Traduction, interprétation

Les formations pour exercer dans
la traduction et l'interprétation

Date de publication : 12 novembre 2024

Maîtriser une ou plusieurs langues étrangères demande du temps. L'essentiel des formations en traduction et interprétation mène à un niveau bac + 5. Certaines écoles cultivent l'excellence en recrutant sur concours. Focus sur les cursus possibles.

Image d'illustration, crédit photo ci-après

Traducteur ou interprète, le niveau de formation est élevé.

Formations en langues : viser un niveau bac + 5

À haut niveau de compétence, la traduction et l’interprétation requièrent un niveau bac + 5.

Préparée à l’université, la licence permet d'accéder au master ou à une école. Les bacheliers ont le choix entre 2 mentions : LEA (langues étrangères appliquées) qui propose d'étudier deux langues dans un contexte professionnel : transport, commerce, tourisme, traduction... ou LLCER (langues, littératures et civilisations étrangères ou régionales) qui permet d'approfondir une langue et d'étudier la culture du ou des pays d'expression (le Portugal et le Brésil pour le portugais, par exemple). Dans tous les cas, un bon niveau est exigé.

Noter qu'il est possible de se former à la LSF (langue des signes française) au sein de la mention sciences du langage, en vue de devenir traducteur ou interprète. Ce parcours permet aussi d'enseigner la LSF, notamment en établissement scolaire via le CAPES.

Les universités proposent des cours d’initiation au japonais, au russe, au chinois, au coréen… Les langues orientales telles que l’indi ou le farci sont le domaine réservé de l’Inalco.

Master ou école spécialisée : sélection à prévoir

Après la licence, les étudiants poursuivent en master ou en école pour se former à la traduction (technique, spécialisée, audiovisuelle ou littéraire selon les parcours) ou à l'interprétation (de liaison, de conférence ou en LSF).

Les universités sélectionnent les candidats selon des modalités qui leur sont propres. Du côté des écoles de traduction ou d'interprétation, comme l’Esit, le recrutement s'effectue sur épreuves écrites et orales.

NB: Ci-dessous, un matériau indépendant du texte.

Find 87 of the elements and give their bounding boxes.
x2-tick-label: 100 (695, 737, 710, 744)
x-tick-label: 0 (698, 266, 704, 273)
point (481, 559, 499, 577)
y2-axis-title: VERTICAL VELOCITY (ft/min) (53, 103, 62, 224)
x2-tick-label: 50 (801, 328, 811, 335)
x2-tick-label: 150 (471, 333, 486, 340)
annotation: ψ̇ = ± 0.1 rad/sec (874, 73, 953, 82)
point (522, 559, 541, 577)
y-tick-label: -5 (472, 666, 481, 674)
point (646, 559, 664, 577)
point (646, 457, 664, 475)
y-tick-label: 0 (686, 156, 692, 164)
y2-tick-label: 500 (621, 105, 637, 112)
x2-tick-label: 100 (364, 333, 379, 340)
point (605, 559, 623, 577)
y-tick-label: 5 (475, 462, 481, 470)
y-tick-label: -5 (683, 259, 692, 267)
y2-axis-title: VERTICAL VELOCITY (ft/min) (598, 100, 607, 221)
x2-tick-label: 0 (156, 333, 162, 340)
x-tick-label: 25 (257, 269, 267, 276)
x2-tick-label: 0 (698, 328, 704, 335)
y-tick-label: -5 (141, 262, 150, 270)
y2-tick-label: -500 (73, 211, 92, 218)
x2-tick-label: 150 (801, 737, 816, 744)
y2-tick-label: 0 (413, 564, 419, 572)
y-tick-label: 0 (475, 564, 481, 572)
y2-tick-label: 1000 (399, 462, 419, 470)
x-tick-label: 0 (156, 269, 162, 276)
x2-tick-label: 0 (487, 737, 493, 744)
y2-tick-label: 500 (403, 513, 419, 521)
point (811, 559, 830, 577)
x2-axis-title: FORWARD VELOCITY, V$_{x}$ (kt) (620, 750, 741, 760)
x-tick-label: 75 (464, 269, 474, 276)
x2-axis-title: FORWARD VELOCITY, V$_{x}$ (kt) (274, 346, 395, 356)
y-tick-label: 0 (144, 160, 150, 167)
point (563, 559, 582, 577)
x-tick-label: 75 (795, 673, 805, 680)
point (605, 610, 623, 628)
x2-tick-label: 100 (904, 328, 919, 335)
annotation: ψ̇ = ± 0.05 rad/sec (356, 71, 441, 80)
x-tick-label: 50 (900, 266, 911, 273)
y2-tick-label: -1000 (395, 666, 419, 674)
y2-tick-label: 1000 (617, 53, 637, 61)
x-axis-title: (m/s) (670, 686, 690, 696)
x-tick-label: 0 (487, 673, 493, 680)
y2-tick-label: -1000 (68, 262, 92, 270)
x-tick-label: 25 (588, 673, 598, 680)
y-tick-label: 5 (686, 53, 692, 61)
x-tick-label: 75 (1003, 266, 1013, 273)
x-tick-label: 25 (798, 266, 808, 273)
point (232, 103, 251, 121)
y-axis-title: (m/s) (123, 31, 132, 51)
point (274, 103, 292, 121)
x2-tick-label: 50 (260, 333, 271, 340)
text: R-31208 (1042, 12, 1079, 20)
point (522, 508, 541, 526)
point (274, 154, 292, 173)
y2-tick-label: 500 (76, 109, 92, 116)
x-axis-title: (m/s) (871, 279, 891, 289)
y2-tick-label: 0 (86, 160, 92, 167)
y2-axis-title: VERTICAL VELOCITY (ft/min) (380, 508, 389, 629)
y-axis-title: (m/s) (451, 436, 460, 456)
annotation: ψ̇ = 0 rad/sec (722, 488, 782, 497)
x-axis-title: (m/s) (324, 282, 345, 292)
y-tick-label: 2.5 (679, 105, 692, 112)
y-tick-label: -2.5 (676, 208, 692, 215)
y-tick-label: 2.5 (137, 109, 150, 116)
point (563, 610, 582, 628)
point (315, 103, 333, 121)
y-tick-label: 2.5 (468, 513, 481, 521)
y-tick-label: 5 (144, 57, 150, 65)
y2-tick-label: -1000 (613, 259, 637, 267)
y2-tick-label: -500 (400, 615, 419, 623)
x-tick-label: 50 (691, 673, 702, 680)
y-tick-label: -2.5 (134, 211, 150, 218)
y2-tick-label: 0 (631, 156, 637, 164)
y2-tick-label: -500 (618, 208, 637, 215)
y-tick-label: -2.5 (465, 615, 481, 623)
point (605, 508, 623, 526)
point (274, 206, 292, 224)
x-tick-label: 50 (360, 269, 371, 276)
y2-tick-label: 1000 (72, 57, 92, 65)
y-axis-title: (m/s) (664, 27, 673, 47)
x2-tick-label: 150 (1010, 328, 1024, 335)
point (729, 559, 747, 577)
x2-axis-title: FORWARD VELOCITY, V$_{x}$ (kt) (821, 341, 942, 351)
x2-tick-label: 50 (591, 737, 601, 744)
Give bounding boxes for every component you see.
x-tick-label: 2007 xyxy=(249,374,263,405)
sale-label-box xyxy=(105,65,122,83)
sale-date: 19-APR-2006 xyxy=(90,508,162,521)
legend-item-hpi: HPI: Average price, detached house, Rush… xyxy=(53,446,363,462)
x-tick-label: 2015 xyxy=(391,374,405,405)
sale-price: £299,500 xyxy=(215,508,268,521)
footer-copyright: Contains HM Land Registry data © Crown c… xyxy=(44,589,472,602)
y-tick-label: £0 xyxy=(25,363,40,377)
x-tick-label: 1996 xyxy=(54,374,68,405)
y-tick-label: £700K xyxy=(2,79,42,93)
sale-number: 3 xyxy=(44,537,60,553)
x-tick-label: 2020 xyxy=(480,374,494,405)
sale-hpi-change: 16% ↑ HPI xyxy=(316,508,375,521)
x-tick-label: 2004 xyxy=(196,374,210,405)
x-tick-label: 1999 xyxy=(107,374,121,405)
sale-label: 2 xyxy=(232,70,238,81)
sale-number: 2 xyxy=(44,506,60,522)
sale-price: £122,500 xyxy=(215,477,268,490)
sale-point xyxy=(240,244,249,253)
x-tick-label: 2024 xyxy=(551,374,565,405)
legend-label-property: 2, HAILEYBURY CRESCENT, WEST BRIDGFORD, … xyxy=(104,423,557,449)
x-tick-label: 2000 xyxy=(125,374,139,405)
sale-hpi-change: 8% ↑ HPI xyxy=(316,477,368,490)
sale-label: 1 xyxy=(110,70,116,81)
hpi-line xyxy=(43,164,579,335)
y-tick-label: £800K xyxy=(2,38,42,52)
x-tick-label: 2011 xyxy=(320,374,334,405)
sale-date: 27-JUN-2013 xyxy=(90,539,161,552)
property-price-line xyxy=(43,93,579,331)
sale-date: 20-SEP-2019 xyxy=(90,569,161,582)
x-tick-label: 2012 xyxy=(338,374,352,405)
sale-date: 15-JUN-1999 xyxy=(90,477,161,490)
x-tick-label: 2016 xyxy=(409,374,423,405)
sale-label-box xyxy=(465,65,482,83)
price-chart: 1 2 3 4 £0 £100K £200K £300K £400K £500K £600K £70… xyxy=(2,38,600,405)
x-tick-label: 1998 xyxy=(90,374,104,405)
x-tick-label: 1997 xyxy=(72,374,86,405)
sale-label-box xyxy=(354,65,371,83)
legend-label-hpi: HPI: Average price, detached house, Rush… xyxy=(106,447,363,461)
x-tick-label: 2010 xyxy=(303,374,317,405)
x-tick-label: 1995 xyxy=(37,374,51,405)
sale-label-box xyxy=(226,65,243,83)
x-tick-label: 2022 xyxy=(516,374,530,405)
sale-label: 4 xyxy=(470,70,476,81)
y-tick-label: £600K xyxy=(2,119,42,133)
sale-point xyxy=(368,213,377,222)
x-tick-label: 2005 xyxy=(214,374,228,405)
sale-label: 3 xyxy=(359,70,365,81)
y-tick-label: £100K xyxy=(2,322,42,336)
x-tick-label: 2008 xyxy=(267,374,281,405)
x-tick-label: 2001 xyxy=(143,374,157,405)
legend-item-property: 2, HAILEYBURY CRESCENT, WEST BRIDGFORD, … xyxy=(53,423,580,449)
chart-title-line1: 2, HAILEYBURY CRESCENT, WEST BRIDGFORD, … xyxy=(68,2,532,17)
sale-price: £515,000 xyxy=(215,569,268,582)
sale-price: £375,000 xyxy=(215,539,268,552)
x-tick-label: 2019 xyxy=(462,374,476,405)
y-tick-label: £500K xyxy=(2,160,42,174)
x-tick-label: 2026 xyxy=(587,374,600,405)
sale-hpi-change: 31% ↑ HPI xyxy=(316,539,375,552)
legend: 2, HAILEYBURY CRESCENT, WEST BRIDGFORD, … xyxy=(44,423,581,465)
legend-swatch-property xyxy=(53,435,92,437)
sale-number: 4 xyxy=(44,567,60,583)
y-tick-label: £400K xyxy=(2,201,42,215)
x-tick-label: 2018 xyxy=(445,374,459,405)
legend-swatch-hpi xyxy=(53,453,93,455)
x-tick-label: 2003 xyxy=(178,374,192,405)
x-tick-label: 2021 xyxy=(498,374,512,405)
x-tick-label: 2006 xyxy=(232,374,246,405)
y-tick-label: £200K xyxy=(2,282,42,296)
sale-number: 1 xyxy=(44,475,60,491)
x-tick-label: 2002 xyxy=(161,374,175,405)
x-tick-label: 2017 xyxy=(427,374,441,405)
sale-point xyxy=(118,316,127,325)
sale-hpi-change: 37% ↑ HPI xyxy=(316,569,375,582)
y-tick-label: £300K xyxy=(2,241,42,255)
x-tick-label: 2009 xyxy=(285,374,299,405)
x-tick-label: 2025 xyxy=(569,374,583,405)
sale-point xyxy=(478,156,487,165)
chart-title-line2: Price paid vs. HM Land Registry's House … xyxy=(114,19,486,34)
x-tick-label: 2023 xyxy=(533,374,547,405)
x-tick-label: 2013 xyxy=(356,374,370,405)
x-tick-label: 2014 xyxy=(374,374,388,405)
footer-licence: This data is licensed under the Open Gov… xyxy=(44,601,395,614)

L’Isit (Institut de management et de communication interculturels), qui propose des spécialisations en 4e et 5e années, est accessible dès le bac.

Pour être admis, il faut maîtriser 2 langues étrangères et le français, car les professionnels traduisent ou interprètent depuis leur langue maternelle vers la langue étrangère, et inversement. Il leur faut connaître le vocabulaire, la syntaxe, et être capables de transposer le plus fidèlement possible les textes écrits ou les propos échangés à la nuance près.

Immersion dans un pays étranger

Les universités favorisent les séjours à l'étranger en développant les programmes d'échanges tels que Erasmus +. Dès la licence, les étudiants peuvent faire un semestre ou une année d'études dans un établissement partenaire en validant les cours suivis à leur retour. Ils peuvent effectuer leur stage dans un pays non-francophone quand le cursus en prévoit un.

La plupart des écoles proposent des parcours à l’étranger. L'immersion est la meilleure façon d'apprendre une langue et de s'imprégner de la culture du pays d'accueil. Un atout pour ceux qui envisagent la traduction, l'interprétation, ou tout autre métier à l'international.

Le plurilinguisme est à l’honneur, mais l’anglais est imposé dans la plupart des cursus. Avec l’ouverture des marchés vers la Chine, la Corée… les professionnels maîtrisant les langues et cultures locales possèdent un atout. Il est souvent possible de les étudier dans le cadre d’une option ou d’une 3e langue au niveau débutant.